The train crawled south through California vineyards, packed to overflowing with last-minute travelers who had been stranded in non-functioning airports or hadn’t been able to get close enough to the front of the line at the car rental counter before the vehicles were all gone. Despite the fiery death of yesterday, they still demanded that their needs be met. They demanded it in a way that embarrassed me.
In Sacramento, the California Zephyr pulled out of the station, groaning under the weight of the fullest load it had probably ever hauled, and headed east, towards Denver. The usual train travelers, those like me dressed in faded cargo pants and T-shirts, an Army backpack our only luggage, were unseen by this different class of business traveler. I walked down the rocking aisle unnoticed, to the snack car. I was hungry.

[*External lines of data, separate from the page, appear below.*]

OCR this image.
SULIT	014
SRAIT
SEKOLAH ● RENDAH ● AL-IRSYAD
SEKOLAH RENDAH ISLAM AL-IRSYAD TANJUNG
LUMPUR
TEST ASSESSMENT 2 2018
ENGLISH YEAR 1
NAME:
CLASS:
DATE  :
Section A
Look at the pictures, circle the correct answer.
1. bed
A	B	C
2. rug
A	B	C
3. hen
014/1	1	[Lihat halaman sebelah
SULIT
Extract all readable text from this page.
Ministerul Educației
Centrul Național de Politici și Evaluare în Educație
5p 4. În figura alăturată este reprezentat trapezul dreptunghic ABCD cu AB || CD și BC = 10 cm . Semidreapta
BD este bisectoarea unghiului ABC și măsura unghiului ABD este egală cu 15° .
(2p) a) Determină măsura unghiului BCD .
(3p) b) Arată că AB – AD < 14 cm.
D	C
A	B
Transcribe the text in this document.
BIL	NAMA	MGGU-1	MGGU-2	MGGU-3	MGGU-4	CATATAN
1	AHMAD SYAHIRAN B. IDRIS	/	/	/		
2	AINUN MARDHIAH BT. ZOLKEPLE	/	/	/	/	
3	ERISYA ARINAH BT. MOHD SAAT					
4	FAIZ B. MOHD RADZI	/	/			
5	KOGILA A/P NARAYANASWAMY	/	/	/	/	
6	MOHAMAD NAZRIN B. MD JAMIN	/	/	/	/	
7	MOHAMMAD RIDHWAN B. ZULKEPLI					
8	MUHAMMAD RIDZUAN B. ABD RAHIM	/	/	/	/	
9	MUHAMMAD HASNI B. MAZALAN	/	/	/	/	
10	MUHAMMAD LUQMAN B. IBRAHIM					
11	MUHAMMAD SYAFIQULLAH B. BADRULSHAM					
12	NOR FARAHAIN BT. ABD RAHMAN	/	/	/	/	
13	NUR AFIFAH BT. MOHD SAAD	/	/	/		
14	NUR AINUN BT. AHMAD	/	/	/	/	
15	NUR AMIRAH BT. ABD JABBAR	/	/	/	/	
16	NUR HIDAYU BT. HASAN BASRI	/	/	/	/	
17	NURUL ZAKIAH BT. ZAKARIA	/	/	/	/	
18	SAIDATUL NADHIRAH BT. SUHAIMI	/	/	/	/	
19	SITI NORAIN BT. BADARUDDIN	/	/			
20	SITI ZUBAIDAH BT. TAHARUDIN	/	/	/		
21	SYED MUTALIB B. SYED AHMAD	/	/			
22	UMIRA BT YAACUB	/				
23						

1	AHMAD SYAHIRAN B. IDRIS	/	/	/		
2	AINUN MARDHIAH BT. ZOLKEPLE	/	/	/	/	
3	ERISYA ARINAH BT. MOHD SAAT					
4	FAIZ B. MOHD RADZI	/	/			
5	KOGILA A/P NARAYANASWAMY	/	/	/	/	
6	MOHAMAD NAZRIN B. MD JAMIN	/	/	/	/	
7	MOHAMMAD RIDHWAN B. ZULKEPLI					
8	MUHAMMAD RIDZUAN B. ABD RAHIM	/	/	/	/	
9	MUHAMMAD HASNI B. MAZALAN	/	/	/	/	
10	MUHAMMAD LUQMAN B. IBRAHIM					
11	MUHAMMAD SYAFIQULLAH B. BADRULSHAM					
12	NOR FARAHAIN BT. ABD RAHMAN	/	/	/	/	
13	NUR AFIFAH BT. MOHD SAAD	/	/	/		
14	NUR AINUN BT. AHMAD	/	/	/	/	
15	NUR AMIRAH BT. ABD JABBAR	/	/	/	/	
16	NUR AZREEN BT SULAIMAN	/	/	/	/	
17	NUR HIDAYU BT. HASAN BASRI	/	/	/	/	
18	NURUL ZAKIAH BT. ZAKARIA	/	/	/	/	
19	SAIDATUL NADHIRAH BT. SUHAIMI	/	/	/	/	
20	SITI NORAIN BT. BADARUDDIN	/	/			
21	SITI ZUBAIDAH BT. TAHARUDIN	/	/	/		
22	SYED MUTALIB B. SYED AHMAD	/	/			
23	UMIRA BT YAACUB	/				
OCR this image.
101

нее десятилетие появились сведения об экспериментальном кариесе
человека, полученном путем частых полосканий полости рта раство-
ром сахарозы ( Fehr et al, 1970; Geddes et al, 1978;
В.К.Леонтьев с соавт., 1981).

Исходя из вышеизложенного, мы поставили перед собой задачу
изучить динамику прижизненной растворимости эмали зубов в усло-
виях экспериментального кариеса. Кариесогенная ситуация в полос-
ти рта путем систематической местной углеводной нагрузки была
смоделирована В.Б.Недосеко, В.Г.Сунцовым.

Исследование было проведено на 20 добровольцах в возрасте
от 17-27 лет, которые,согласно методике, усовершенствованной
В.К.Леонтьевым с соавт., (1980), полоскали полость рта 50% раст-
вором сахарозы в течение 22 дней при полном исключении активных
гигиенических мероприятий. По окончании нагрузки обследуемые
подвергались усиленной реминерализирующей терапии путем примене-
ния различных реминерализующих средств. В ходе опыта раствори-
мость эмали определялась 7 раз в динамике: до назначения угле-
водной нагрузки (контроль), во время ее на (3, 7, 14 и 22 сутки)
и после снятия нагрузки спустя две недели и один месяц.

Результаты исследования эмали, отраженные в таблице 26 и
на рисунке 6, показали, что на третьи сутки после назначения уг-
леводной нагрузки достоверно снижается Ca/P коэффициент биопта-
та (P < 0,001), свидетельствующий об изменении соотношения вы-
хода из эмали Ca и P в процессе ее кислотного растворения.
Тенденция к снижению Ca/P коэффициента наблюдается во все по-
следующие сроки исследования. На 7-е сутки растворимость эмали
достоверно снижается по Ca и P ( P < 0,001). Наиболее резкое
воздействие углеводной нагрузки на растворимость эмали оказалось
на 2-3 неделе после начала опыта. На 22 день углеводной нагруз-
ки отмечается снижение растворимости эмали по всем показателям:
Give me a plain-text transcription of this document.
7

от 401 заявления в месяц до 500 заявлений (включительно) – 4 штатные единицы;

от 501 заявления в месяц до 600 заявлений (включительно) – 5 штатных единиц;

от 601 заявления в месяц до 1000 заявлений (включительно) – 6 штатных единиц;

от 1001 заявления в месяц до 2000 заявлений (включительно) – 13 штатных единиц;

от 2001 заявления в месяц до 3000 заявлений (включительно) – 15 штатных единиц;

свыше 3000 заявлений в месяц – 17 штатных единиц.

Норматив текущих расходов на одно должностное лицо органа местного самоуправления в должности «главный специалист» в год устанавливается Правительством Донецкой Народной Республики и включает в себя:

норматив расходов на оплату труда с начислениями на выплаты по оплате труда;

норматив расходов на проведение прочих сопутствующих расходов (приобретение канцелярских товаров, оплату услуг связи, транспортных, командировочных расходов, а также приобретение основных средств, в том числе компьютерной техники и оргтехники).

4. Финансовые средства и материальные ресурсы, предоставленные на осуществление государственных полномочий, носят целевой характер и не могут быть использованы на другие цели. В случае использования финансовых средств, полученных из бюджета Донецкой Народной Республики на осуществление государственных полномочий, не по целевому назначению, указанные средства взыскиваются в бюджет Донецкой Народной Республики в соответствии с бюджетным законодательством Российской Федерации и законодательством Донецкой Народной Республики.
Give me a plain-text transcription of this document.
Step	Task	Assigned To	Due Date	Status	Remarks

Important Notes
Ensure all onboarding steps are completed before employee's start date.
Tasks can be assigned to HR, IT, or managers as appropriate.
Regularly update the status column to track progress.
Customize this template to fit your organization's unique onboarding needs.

Coach was an uncommon experience for them in any mode of travel. They made this known, their hands always busy with cell phones that could not connect in the winding Rockies, their mouths constantly complaining about the slowness of the train, the toughness of the food at dinner, the inconvenience of it all.
The woman sharing my seat was in her sixties, I guessed. She had the quiet elegance, style and confidence of Katherine Hepburn despite all the clacking of the train and its passengers.
We didn’t speak to each other much. Brief introductions found one to be from New York City and one to be from North Dakota; one to have planned a train trip and one to have not. We sat in silence for nearly two days, the comfortable silence of similar spirits who don’t have to fill the air with noise in order to bear each other’s company.
Sometime in the night the California Zephyr eastbound passed the California Zephyr westbound. Sometime in the night, when I was sleeping against the window, the wild west flying by my head, the California Zephyr westbound derailed.
I was still wondering what was happening out east and now I wondered what had just happened out west. There was no news. Was it terrorists? Were we next? The derailment brought us back to Salt Lake City for a track and train inspection, our first taste of a post-9/11 world. My seatmate washed her hair in the sink of the bathroom. I probably should have done the same.
The small television in the Salt Lake City station gave me my first glimpse of an airplane crashing into the World Trade Center, nearly two days after it had happened. For the first time I felt the weight of my backpack. For the first time I saw what the rest of the country had been seeing. My heart hurt and I was keenly aware my family was far away.
The noisy business travelers, busily forming groups, busily complaining about wasted time and uncomfortable seats and the unavailability of sleeper cars and all things that meant they were still alive while 3000 other Americans were not, decided to get off the train. They argued with the Amtrak employees. They insisted that their bags be retrieved. They rented U-Hauls and pooled money to buy used cars to drive across the country to shave a day off of their time.
I felt no connection to these people. I wished they hadn’t stolen from me by turning my sorrow and grief into anger. I went back to the train car and sat down.
“Foolish people,” my seatmate said to maybe not me but at least herself. “Too scared to be quiet. To scared to stop moving and think.”
I nodded slightly. She turned back to her book and I to mine. I still did not know all of what had happened a few days earlier on the 11th, but I knew that whatever it was, she was right.